Particle Filter Approach for Real-Yime Freeway Traffic State Prediction

The research presented in this paper develops a multi-step particle filter traffic state prediction algorithm using spot speed measurements. The traditional Lighthill-Whitham-Richards (LWR) flow continuity equation is combined with the Van Aerde traffic stream model to generate a new speed-based partial differential equation (PDE). The numerical solution of the PDE is obtained using the Godunov discretization scheme within a particle filter to generate a time series equation that characterizes the temporal and spatial relationship of traffic speed data. This speed formulation is further enhanced by incorporating ramp flows and enhancing the boundary conditions.
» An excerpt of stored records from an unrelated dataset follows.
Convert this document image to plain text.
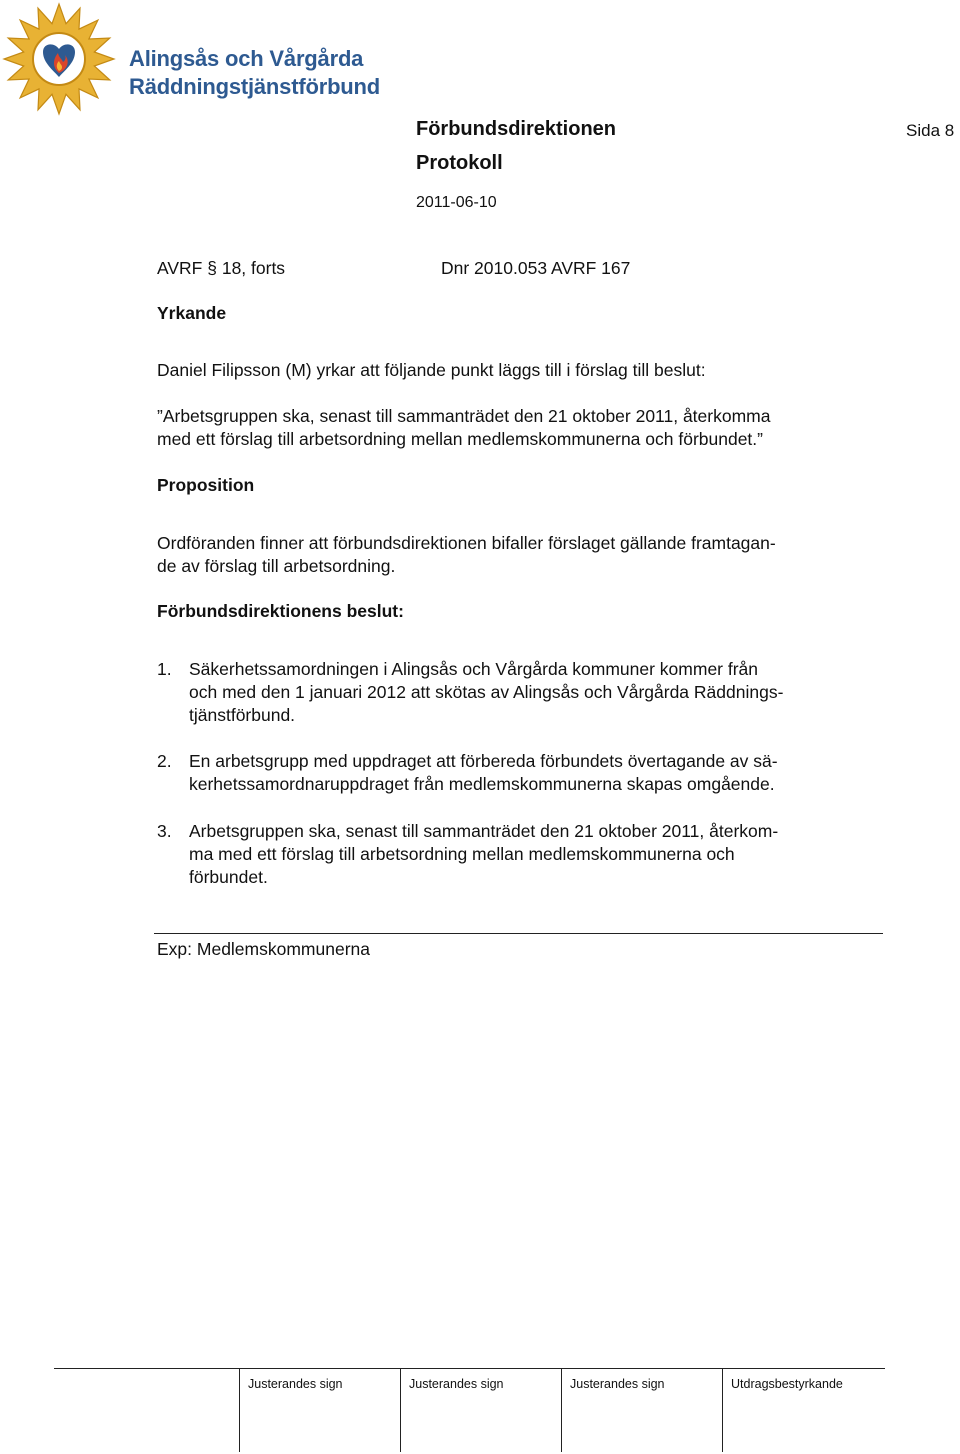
Alingsås och Vårgårda
Räddningstjänstförbund
Förbundsdirektionen
Protokoll
2011-06-10
Sida 8
AVRF § 18, forts	Dnr 2010.053 AVRF 167
Yrkande
Daniel Filipsson (M) yrkar att följande punkt läggs till i förslag till beslut:
”Arbetsgruppen ska, senast till sammanträdet den 21 oktober 2011, återkomma
med ett förslag till arbetsordning mellan medlemskommunerna och förbundet.”
Proposition
Ordföranden finner att förbundsdirektionen bifaller förslaget gällande framtagan-
de av förslag till arbetsordning.
Förbundsdirektionens beslut:
1. Säkerhetssamordningen i Alingsås och Vårgårda kommuner kommer från
och med den 1 januari 2012 att skötas av Alingsås och Vårgårda Räddnings-
tjänstförbund.
2. En arbetsgrupp med uppdraget att förbereda förbundets övertagande av sä-
kerhetssamordnaruppdraget från medlemskommunerna skapas omgående.
3. Arbetsgruppen ska, senast till sammanträdet den 21 oktober 2011, återkom-
ma med ett förslag till arbetsordning mellan medlemskommunerna och
förbundet.
Exp: Medlemskommunerna
Justerandes sign	Justerandes sign	Justerandes sign	Utdragsbestyrkande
The numerical solution and near-term prediction accuracy (5-minute prediction) of the new speed formulation is compared with the conservative density formulation derived from LWR. Although the proposed speed formulation is non-conservative and not equivalent to the solution of LWR under the same initial and boundary conditions, it produces significant enhancements in the traffic state predictions. Specifically, the prediction error using simulated I-66 data is in the range of 3.0 to 4.5 km/h for a 5-minute prediction horizon. This error is approximately half the prediction error of the LWR formulation. Similarly, the traffic stream density prediction error is approximately half that of the LWR formulation.